For most cops and their supporters, the rising homicide rate over the past year—surging in Baltimore and St. Louis, creeping up in New York and elsewhere—is the inevitable result of demoralized police departments. The price of rage can be calculated in the number of cops who have been targeted and shot—most notoriously, NYPD officers Wenjian Liu and Rafael Ramos last December and, just last week, Deputy Darren Goforth in Texas.
The price of fear and distrust is harder to gauge. After nearly a year of relentless coverage of stories portraying police as irredeemably brutal and racist—whether the facts surrounding the deaths remain troublingly obscure, as with Freddie Gray in Baltimore, or appear plainly criminal, as with Walter Scott in North Charleston, S.C.—who knows how many people in danger now hesitate before calling the police, or don’t call at all? Who knows how many kids doing something stupid now think of resisting cops not just as an option but as a moral obligation?

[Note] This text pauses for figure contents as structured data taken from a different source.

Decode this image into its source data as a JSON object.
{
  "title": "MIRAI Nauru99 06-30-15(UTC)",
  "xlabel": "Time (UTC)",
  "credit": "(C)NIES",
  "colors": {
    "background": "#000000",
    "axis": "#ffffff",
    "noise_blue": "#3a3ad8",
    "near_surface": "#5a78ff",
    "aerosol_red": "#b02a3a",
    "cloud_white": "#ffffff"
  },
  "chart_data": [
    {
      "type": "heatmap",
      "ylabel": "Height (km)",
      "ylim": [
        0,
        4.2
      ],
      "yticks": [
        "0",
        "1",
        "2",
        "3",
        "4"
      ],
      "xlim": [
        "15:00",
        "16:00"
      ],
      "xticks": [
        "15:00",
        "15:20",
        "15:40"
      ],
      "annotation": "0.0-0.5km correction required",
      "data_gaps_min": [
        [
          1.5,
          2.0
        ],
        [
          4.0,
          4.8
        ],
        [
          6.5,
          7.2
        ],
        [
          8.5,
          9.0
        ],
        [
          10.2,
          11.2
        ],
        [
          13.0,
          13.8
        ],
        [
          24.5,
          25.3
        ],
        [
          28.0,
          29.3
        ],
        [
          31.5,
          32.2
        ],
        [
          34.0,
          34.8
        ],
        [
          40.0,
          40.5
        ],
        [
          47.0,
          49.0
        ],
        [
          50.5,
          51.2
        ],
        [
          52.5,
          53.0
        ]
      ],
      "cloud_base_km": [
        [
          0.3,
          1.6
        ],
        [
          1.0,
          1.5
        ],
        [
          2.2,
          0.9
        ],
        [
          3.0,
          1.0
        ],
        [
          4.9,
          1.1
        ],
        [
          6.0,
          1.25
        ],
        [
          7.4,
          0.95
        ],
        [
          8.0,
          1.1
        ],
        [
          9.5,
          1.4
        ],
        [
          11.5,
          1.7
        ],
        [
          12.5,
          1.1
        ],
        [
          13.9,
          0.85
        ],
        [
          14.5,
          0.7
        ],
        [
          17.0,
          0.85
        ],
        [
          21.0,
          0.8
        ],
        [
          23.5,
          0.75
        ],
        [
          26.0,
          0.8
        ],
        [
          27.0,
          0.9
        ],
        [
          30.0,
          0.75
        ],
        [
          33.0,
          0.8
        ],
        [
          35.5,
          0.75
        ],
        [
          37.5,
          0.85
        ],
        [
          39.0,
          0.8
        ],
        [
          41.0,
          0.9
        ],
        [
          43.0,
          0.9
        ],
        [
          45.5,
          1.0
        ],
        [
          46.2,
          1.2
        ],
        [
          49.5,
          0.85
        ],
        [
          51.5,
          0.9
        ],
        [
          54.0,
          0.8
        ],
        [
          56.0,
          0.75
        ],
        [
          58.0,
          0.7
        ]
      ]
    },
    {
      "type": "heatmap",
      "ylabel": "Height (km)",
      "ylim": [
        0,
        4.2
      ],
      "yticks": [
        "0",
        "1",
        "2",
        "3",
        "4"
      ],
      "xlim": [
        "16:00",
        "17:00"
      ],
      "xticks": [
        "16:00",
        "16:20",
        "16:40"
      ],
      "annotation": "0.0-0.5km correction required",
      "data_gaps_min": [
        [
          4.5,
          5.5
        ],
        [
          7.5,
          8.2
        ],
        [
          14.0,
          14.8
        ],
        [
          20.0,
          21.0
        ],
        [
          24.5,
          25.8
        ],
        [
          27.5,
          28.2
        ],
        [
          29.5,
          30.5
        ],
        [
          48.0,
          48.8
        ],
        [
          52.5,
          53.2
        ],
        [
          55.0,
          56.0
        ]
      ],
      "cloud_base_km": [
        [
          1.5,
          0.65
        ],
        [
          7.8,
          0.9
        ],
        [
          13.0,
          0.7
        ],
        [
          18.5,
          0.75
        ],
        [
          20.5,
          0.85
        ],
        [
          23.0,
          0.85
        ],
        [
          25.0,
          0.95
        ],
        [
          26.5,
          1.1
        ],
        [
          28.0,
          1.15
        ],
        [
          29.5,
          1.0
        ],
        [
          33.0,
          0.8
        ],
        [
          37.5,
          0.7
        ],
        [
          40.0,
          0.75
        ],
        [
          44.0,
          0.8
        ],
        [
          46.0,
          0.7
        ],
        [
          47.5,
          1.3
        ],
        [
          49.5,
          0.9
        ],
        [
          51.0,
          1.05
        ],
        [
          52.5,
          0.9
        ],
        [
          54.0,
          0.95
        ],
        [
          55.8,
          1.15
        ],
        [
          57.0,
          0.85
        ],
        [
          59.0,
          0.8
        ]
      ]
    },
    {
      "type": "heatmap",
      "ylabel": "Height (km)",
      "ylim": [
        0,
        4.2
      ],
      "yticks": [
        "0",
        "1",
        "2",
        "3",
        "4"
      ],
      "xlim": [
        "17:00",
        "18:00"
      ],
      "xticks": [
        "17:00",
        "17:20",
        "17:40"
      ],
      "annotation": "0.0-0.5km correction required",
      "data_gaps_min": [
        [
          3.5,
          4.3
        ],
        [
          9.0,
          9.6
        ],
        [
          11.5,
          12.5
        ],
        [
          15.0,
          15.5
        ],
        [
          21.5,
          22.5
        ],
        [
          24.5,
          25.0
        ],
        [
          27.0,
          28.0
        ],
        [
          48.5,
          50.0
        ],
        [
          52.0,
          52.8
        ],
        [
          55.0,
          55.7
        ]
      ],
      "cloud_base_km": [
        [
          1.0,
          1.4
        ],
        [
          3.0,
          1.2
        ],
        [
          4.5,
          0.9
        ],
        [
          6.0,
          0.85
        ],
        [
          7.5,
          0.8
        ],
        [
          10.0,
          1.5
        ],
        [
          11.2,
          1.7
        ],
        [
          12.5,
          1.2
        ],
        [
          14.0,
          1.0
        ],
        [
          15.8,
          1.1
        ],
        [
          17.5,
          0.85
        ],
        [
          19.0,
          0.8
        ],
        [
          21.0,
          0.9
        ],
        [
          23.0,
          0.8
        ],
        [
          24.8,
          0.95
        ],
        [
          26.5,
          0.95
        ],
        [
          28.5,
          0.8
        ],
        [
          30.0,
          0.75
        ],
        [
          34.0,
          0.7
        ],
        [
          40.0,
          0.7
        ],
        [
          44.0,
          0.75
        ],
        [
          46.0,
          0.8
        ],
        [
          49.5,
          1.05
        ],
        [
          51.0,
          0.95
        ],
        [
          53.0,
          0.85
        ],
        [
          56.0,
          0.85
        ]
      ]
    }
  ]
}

And who knows how many qualified black kids with ambitions to serve their communities now reject the possibility of doing so in a police uniform? In May, Ismael Ozanne, the biracial district attorney of Madison, Wis., announced that charges would not be brought against the white officer who shot Tony Robinson, a biracial 19-year-old. Even as he acknowledged the urgency of issues of racial disparity, he lamented that black high-school students who had been interested in law enforcement were now rejecting it, “when that is precisely where their view and experiences are needed.”